Difesa: Il sottosegretario al convegno dello IAI. Le guerre in corso presentano implicazioni dirette e indirette per l’industria dell’aerospazio e difesa, a livello nazionale ed europeo

ROMA. Questi due anni di guerra tra Russia e Ucraina hanno comportato “implicazioni strategiche per la NATO e l’Europa della difesa, influenzando a loro volta la politica di difesa dell’Italia”.

Lo ha detto, oggi, il Sottosegretario di Stato alla Difesa Matteo Perego di Cremnago nel suo intervento conclusivo all’evento organizzato dall’Istituto Affari Internazionali (IAI), a Roma.

ll Sottosegretario di Stato alla Difesa Matteo Perego di Cremnago nel suo intervento all’Istituto Affari Internazionali (IAI)

“Il conflitto prolungato e su larga scala, ad alta intensità, tra forze sul campo quasi alla pari – ha aggiunto – grazie al sostegno militare occidentale all’Ucraina presenta una serie di lezioni anche per le Forze Armate italiane, in ciascuno dei cinque domini operativi: terrestre, navale, aereo, spaziale e cyber.
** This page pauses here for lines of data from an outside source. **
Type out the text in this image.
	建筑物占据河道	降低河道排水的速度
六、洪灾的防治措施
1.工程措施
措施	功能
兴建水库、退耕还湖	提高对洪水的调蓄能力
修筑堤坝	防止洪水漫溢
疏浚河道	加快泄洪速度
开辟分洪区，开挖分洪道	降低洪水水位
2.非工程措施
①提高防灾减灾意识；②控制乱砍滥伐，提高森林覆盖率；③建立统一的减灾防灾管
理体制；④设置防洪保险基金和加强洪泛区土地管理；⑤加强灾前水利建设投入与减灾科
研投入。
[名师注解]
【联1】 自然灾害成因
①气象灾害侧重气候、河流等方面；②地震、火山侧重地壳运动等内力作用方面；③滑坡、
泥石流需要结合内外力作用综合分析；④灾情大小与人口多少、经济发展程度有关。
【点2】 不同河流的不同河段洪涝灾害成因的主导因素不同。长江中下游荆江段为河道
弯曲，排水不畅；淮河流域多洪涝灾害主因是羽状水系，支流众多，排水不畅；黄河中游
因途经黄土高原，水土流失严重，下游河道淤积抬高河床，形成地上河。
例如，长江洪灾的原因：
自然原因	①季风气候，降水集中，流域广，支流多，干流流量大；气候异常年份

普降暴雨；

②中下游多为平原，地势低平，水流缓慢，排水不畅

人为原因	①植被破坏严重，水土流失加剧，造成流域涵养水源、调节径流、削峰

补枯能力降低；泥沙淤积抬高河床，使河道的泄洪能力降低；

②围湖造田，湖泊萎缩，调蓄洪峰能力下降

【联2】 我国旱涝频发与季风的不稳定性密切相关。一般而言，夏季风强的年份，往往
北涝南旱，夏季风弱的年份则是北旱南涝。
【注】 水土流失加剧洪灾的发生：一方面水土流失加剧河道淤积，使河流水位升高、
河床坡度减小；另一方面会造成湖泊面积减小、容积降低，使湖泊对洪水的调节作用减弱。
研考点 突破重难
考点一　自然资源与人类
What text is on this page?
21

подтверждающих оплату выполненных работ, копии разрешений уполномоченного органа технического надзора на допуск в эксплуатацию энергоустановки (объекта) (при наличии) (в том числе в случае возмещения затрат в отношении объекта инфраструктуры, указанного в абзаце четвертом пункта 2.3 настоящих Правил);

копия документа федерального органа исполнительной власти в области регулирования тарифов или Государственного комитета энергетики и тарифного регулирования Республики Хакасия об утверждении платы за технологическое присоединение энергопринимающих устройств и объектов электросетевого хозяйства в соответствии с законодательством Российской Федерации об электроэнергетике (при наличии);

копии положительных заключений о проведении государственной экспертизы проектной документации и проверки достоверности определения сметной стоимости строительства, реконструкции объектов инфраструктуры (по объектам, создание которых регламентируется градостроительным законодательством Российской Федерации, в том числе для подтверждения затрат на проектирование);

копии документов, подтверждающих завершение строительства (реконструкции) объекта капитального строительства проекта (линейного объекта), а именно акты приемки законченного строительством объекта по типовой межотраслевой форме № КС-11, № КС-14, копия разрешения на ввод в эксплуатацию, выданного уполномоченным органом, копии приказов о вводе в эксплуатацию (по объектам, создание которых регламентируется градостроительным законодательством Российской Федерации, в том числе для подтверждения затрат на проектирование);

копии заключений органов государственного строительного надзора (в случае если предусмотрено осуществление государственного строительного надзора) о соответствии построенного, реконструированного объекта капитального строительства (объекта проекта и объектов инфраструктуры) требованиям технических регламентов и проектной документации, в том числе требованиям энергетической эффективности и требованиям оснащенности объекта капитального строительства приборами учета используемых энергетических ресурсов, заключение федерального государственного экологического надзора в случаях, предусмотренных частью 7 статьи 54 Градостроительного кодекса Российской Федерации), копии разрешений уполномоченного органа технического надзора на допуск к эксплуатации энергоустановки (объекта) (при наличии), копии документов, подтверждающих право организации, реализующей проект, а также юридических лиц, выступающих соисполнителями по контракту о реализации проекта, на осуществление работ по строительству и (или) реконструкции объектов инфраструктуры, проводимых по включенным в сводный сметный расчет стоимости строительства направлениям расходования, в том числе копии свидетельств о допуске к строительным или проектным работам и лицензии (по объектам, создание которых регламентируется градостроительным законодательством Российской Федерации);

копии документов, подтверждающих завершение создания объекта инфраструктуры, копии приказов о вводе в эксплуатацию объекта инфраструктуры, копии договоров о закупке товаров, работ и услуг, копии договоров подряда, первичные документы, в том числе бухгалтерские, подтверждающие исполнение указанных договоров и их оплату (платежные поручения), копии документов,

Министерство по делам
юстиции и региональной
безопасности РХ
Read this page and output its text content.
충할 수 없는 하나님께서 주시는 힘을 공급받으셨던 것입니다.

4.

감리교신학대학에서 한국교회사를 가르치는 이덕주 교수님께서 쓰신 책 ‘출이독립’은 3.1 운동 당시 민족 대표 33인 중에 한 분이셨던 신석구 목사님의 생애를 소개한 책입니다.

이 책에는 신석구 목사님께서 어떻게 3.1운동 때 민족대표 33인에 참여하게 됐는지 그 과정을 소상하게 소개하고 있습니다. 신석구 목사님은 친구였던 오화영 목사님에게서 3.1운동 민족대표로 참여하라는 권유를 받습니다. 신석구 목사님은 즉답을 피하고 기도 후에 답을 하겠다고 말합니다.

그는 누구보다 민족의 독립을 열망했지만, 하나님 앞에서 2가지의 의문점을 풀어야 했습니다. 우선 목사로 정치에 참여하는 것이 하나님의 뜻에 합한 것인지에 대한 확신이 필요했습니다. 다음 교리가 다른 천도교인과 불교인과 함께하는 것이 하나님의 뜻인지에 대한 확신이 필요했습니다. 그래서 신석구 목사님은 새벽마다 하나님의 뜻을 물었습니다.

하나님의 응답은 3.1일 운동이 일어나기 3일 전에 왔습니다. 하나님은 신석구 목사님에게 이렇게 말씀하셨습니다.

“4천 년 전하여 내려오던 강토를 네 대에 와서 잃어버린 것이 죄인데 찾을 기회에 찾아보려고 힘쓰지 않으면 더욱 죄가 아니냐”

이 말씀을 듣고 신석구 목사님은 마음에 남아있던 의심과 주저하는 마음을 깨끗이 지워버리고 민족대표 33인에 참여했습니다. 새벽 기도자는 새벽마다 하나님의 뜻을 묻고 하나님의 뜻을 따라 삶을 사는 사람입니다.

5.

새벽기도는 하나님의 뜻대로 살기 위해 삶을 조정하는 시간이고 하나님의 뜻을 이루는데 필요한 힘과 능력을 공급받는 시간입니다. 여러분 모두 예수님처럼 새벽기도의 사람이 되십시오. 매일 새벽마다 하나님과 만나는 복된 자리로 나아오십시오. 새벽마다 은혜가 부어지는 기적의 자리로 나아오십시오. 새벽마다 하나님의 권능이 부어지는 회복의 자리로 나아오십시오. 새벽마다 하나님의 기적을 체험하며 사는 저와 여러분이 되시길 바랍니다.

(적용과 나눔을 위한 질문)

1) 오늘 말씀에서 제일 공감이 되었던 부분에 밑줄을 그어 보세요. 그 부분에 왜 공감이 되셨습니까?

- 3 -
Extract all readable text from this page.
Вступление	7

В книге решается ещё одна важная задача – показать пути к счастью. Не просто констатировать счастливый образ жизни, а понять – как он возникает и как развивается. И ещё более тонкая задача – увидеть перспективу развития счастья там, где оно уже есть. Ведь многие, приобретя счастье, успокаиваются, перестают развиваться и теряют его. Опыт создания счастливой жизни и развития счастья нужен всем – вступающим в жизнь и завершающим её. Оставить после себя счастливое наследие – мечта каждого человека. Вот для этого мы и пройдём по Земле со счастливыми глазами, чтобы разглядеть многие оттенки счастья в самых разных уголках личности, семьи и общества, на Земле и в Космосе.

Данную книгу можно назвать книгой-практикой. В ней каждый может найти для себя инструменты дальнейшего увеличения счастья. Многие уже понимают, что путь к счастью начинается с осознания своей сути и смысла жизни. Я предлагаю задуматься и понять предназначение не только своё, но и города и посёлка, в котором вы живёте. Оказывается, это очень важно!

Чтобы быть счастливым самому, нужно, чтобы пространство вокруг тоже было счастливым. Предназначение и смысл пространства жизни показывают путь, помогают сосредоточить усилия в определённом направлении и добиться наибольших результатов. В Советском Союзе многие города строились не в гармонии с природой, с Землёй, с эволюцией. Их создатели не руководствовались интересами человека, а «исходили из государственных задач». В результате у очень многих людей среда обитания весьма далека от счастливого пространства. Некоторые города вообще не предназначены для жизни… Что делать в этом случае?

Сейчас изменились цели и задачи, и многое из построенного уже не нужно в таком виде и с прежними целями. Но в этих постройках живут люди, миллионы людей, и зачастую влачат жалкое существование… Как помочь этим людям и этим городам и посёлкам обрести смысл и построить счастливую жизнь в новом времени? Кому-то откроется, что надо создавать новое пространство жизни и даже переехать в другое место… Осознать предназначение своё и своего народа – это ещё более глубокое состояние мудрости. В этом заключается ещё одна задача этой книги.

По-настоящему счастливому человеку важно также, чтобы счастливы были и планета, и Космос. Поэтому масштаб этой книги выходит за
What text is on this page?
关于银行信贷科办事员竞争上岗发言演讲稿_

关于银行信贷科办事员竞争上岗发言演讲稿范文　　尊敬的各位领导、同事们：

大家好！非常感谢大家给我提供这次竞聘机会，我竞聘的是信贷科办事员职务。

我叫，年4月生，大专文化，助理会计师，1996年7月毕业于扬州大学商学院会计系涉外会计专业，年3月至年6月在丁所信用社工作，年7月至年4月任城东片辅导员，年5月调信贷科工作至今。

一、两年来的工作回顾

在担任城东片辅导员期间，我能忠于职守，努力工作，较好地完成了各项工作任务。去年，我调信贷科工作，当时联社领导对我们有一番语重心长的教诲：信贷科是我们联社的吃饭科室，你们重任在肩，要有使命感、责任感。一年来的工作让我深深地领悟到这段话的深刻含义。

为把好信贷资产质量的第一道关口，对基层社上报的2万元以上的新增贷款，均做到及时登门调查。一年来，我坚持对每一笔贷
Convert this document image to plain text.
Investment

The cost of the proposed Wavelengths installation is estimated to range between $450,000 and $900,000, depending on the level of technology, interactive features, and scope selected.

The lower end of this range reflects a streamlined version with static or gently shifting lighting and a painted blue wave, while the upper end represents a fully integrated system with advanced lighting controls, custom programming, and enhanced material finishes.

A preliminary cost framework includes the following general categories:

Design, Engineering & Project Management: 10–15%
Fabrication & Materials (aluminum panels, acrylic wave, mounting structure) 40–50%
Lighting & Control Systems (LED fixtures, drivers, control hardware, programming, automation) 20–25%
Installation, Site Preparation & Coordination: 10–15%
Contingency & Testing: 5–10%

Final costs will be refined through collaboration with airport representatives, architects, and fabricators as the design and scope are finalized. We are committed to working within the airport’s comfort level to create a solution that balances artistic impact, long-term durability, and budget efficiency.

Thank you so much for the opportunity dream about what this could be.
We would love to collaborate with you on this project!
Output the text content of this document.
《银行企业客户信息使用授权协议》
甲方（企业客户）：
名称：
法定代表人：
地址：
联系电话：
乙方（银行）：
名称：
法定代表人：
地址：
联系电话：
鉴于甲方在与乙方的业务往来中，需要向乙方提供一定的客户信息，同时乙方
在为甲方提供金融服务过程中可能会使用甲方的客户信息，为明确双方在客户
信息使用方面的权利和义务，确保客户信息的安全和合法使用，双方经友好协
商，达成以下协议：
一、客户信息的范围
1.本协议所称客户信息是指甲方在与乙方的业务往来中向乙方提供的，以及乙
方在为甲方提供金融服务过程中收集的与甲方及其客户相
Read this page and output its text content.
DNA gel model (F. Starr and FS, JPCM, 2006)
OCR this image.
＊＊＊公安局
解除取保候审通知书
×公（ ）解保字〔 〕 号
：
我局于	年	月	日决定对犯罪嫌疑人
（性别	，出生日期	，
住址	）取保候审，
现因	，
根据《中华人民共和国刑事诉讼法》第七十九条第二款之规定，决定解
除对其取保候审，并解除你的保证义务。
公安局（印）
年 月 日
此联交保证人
E a livello interforze”.

“Le guerre in corso – ha spiegato Perego – considerando anche quella ibrida degli Houti in Mar Rosso, presentano implicazioni dirette e indirette per l’industria dell’aerospazio e difesa, a livello nazionale ed europeo, anche contestualizzata ad uno scenario geopolitico critico, con conflitti accesi e democrazie a rischio”.

“L’analisi fatta dai ricercatori esperti dello IAI – ha proseguito il sottosegretario – porta a numerose conclusioni e strategie efficaci che non solo il nostro Paese deve affrontare ma anche molti grandi Stati europei,”.

Si tratta del ruolo nazionale nell’Alleanza atlantica operando nel Mediterraneo allargato, della Difesa europea dove serve un rafforzamento.

Un segnale importante è ora quello che è arrivato con l’approvazione della Missione Aspides a protezione del traffico mercantile in Mar Rosso con la Marina Militare.

Ma anche l’importanza assoluta di una superiorità tecnologica multidomini in sinergia con l’industria della Difesa nazionale che, ha concluso Perego “deve essere coinvolta anche in tutte le iniziative dell’UE cruciali per consentire all’Europa di affrontare la minaccia russa alla sua sicurezza collettiva”.